There is much debate over the testing of cattle which has led to many sceptics thinking there should be more widespread use of the g-IFN test, which has good sensitivity, appears to detect infected animals earlier than the skin test and can be repeated as often as necessary without the need to wait 60 days between tests. Indeed there are some people who suggest that veterinarians gain from the continuous trade that they receive from testing and welcome repeatedly returning to farms to retest inconclusive or negative reactors.
Meanwhile farms are closed down restricting movements and herd numbers increase year on year, stretching resources, for example stocking rates pushed well past their productive limits and valuable calves are unable to be sold into the market.
It is clear that in infected herds animals testing positive to the g-IFN test should be removed as the immunological response demonstrates they have been exposed to infection and represent a potential risk to other animals.

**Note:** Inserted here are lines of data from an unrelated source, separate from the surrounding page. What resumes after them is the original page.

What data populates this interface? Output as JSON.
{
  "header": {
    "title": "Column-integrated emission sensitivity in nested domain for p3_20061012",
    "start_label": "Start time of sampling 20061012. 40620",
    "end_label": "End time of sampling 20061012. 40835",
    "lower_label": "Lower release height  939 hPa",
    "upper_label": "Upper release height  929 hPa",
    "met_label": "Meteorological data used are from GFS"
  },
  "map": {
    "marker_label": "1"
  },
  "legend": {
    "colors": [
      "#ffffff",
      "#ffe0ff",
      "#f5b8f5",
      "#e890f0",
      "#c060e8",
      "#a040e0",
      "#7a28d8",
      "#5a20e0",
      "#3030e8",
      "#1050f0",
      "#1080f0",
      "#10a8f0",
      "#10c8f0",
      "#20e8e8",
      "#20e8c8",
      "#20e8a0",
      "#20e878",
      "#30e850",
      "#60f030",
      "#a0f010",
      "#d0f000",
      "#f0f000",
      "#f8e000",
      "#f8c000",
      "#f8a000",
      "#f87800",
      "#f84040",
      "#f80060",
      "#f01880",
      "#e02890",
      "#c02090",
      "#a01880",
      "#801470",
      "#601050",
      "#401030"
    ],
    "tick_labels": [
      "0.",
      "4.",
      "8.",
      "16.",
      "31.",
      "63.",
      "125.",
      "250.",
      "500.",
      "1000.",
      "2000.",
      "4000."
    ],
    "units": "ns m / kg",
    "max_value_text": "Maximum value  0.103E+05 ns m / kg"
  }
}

In addition, work in the Republic of Ireland shows that these animals are 7 to 9 times more likely than a g-IFN test negative animal to disclose as a skin test reactor at subsequent skin tests if not removed from the herd.
Information to consider...
The skin test has been used for many years with success in many countries. Both tests depend on the tested animal producing an immunological response with the g-IFN test being more sensitive. The g-IFN test produces many more reactors as it picks up more immune reactions.
Once an animal has mounted a successful immune response to infected organisms; it is bound to fail a test that depends on detecting an immune response, when slaughtered very often the only visible signs are in the lymph nodes – part of an animals immune defence - which proves no significance at all.
What is important is that if cattle is to be vaccinated it will become immune to the disease and therefore the testing regime that we have come accustomed to will be derelict.